Now that Vivendi and General Electric have struck a deal, cable giant Comcast is expected to to buy a controlling stake in NBC-Universal; marking the biggest proposed media merger in recent memory. Comcast, the largest cable company and the No. 1 residential Internet service provider in the nation, would take over the NBC empire: a television network, Universal Studios, MSNBC, CNBC, USA Network, Telemundo, the Weather Channel, Hulu.com, 27 television stations and a host of other properties.
This train wreck of a deal will hurt all over. It will mean increased costs for cable television service; currently free online NBC content locked behind a pay wall; less opportunity for the distribution of independent media; even fewer choices and less programming diversity. On average, nearly one quarter of all channels offered to cable subscribers will be owned by the bloated Comcast.
News reports about the deal are citing the "conventional wisdom" echoed by industry analysts from Wall Street and Washington: Judicial and agency precedent indicates that the Justice Department and Federal Communications Commission will not be able to stop the merger -- even if they know that the cost to the public interest will be grave. This is the same kind of regulatory precedent that permitted the renegade banking industry to run amok, until the system came crashing down. Our lawmakers should have been reining in these out-of-control corporations long ago. But therein lies the problem: Corporate-friendly judges, appointed by corporate-friendly politicians, elected with contributions from their corporate patrons, have created a body of legal precedent that makes even the most common sense antitrust rulings difficult to impossible.
It was just 18 months ago that candidate Barack Obama said, "I strongly favor diversity of ownership of outlets and protection against the excessive concentration of power in the hands of any one corporation, interest or small group." Five months later, Obama was swept into office promising to bring change to Washington.

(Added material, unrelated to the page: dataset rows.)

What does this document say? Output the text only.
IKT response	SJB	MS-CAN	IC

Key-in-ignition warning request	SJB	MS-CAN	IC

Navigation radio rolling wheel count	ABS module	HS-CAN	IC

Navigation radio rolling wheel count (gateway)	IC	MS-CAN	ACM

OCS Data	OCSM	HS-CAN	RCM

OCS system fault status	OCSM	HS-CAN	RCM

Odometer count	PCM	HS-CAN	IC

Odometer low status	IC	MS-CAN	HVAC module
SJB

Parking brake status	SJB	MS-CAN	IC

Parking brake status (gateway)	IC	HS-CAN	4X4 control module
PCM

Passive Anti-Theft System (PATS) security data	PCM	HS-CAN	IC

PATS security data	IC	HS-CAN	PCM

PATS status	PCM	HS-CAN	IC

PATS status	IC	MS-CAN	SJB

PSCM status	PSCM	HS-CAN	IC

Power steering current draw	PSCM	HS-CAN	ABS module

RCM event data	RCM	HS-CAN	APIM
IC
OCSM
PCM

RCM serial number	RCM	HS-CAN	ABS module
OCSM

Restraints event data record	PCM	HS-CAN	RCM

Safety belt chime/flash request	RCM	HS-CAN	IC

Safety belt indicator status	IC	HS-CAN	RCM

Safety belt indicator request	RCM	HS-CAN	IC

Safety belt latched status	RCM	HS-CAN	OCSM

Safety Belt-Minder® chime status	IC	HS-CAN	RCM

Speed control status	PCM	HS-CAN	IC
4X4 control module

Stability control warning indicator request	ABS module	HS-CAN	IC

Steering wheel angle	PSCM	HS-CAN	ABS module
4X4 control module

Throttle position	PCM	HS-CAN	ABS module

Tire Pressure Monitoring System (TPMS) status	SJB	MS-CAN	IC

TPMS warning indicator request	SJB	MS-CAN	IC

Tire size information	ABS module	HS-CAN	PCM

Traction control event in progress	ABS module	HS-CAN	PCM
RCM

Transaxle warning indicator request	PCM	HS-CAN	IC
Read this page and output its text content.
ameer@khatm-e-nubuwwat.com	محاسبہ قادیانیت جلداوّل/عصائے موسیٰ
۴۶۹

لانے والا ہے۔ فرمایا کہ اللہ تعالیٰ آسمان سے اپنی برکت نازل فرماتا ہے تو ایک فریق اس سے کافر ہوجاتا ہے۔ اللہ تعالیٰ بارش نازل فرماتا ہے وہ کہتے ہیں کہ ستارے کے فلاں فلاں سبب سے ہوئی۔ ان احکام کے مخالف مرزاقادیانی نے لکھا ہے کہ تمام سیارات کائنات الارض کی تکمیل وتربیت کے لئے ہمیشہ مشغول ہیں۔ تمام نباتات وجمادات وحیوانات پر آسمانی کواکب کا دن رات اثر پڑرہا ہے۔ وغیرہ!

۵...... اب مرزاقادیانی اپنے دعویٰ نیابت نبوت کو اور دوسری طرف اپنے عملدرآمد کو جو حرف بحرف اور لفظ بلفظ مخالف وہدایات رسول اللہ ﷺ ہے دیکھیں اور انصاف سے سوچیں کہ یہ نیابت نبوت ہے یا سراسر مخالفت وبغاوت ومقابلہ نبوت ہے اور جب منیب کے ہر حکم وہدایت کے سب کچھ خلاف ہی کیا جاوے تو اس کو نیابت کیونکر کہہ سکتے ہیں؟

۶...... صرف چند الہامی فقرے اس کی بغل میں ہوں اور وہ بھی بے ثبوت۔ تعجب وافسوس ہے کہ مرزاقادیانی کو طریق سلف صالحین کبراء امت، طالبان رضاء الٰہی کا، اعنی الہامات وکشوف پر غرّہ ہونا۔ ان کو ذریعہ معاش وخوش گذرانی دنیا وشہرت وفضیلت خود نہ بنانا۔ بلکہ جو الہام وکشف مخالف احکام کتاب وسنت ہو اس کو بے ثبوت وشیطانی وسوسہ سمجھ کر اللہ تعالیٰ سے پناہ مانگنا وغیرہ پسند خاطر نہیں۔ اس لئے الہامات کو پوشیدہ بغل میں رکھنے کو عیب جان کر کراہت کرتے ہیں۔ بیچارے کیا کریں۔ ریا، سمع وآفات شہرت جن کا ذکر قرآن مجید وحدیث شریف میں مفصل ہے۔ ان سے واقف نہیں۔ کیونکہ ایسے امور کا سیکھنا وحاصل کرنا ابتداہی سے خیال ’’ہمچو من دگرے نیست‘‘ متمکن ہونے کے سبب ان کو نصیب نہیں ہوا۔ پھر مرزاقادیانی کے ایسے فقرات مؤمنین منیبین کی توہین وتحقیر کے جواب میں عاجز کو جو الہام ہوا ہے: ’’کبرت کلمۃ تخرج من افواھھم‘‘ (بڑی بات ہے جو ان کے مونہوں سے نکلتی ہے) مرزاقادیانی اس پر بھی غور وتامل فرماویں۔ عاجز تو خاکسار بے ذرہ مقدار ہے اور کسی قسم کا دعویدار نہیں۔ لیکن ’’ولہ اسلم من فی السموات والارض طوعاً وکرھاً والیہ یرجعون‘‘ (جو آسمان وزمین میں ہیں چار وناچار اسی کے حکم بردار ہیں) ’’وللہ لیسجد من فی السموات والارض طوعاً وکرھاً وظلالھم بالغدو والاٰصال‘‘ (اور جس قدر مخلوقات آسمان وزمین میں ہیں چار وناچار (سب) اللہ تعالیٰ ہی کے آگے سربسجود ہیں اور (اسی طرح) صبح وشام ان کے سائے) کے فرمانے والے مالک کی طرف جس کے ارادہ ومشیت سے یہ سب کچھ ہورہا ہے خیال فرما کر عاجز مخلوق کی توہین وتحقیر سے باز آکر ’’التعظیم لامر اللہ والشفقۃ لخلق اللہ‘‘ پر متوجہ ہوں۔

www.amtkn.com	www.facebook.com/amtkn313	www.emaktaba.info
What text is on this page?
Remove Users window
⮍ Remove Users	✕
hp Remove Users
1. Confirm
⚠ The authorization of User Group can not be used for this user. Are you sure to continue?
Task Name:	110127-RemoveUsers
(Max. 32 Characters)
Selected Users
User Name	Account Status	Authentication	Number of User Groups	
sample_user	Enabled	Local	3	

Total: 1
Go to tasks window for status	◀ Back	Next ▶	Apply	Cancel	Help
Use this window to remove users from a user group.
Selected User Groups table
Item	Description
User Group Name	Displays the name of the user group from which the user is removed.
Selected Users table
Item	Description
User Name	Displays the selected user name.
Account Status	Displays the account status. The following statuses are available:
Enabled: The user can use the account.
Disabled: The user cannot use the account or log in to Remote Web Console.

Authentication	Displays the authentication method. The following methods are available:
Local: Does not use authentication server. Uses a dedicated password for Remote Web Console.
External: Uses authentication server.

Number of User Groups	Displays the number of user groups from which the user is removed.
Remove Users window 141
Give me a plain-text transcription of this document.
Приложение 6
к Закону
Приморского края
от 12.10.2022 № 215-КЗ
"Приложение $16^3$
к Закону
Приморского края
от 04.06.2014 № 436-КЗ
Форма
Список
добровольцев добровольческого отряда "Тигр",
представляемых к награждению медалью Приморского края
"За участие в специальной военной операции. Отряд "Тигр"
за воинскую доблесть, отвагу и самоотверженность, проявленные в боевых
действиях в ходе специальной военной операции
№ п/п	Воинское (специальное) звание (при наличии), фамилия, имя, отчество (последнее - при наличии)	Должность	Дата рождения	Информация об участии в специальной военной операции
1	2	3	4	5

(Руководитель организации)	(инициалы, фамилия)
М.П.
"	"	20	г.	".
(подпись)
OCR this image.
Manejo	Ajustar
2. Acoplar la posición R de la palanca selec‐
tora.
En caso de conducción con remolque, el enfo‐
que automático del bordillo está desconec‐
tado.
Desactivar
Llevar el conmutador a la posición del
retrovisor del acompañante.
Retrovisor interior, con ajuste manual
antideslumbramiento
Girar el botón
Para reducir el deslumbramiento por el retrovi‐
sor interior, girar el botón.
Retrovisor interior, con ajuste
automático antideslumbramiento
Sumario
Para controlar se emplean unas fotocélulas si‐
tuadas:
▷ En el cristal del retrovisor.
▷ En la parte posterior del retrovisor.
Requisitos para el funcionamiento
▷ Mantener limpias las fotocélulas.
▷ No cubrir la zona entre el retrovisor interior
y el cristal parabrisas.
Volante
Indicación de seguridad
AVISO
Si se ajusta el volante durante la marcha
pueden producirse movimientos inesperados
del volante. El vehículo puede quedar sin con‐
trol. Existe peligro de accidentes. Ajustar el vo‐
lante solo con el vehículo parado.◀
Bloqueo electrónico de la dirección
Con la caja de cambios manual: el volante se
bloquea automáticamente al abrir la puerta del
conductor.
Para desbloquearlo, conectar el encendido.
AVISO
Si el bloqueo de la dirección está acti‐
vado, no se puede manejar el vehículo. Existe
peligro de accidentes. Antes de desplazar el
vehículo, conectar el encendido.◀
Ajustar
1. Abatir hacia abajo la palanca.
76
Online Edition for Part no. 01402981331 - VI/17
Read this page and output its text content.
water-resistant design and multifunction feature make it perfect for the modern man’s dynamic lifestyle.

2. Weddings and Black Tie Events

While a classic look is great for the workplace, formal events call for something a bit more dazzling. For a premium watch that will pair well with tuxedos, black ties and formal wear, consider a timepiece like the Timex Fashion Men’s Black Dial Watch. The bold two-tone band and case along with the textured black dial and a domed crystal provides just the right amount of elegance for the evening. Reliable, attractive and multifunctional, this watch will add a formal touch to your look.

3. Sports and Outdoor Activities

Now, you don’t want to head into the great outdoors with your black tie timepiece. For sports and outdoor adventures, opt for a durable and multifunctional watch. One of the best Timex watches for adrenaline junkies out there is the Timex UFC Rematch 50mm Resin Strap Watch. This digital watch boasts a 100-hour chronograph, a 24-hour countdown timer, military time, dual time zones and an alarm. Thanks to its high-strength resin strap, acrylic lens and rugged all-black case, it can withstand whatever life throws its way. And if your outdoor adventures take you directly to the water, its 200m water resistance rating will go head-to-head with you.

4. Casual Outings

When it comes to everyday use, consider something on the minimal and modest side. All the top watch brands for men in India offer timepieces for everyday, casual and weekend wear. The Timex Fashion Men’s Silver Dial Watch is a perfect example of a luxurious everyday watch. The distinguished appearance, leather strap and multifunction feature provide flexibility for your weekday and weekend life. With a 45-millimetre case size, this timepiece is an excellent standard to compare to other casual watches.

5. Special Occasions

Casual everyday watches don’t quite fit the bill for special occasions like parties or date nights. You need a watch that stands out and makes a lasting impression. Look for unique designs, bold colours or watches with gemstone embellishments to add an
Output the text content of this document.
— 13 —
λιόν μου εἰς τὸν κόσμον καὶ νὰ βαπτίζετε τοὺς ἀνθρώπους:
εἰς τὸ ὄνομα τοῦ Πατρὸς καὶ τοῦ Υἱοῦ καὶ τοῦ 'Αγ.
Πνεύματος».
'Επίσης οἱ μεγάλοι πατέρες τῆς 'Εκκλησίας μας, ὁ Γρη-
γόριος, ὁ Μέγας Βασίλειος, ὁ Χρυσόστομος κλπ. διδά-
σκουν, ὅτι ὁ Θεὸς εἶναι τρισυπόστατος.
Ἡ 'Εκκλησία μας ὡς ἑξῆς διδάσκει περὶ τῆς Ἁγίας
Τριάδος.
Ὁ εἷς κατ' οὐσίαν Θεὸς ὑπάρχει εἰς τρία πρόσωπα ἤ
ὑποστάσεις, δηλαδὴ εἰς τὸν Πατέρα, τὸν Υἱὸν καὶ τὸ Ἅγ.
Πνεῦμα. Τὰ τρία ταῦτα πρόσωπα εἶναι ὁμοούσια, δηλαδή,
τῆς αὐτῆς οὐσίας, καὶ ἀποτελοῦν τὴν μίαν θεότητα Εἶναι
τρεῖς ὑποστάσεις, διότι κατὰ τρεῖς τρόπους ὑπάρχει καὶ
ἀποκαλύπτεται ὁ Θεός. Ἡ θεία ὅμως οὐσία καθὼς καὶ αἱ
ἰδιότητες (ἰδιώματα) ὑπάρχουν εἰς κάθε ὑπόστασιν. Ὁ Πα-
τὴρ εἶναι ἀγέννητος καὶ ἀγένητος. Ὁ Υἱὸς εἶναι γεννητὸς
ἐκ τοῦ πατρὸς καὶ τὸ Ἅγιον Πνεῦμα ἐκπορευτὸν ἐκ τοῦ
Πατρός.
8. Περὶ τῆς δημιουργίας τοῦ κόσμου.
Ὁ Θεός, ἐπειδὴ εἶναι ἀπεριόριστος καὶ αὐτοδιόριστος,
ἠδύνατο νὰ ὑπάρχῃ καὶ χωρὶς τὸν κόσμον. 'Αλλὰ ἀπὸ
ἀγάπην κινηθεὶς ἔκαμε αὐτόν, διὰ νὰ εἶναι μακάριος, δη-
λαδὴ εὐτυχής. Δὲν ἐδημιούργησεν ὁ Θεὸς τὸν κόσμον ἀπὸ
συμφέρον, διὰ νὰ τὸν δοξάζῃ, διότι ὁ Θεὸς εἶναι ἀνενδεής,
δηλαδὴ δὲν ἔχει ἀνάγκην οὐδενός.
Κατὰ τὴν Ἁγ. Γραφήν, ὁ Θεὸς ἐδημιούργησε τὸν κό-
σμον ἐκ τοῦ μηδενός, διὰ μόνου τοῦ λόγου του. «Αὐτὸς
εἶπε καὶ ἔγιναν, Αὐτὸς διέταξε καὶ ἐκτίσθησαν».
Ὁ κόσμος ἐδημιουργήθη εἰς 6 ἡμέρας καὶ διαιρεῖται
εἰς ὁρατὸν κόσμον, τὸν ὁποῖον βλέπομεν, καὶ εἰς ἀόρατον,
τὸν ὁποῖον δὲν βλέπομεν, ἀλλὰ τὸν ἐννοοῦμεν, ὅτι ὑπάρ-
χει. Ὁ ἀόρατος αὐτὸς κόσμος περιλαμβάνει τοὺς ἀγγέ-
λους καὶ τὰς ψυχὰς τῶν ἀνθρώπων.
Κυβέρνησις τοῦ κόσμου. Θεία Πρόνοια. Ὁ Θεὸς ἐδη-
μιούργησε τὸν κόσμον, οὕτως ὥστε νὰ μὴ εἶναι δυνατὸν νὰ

If President Obama really wants to change the system that green-lighted the bailout of "too big to fail" banks and would allow the looming crisis of too-big-to-block media mergers, he will have to overhaul federal antitrust laws so that they actually protect the greater good.
Until such change is realized, there are several reasons why current antitrust laws -- albeit weak -- can and should block the Comcast-NBC deal during the review process, which will likely take a year or more:
- The merger would eliminate the hard bargaining for distribution and content that normally occurs between distributors (like Comcast) and content producers (like NBC). That competitive bargaining will only intensify as more video is distributed over the Internet in the coming years.
The Comcast-NBC behemoth would control several distribution platforms -- a major television network, the largest cable company and the largest Internet service provider. The merged company will have strong incentives and the market power to discriminate in granting access to its wealth of programming. It will have the incentive and market power to enforce anticompetitive "bundling" and price-gouge other cable companies, especially smaller cable companies. As the largest cable company and Internet service provider, Comcast will have the motive to move NBC's video content behind a pay wall that will mean higher costs for consumers, and it would stunt the growth of the Internet as an alternative medium for video service. Placing video content behind a pay wall that is only available to Comcast cable customers is a classic example of "anticompetitive bundling." That is, consumers who want Internet access to NBC programming will be forced to buy the bundle of cable and Internet. Perhaps the most dangerous risk of this deal -- and one we have seen many times in years -past - is that it will trigger a "merger wave" throughout the industry as distribution companies and content companies seek to "muscle up" to match the new threat that the vertically integrated Comcast poses. Consumer choice will be restricted and prices will rise. With diminishing competition, the likelihood of similar behavior by other companies grows stronger, as does the threat of collusion among competitors.The Comcast-NBC deal is black and white: It would create a company with too much market power, and it would further starve Americans of the diversity already missing from our media marketplace. It raises the most basic antitrust issues for an administration that has declared both the importance of media diversity and an intention to be far more vigilant against anticompetitive conduct and abuses of market power.
President Obama, Congress and federal agencies must acknowledge the serious threat that this merger poses and take the necessary measures to prevent harm to competition and consumers. That means putting the American people first and corporate greed second. It means stopping the merger.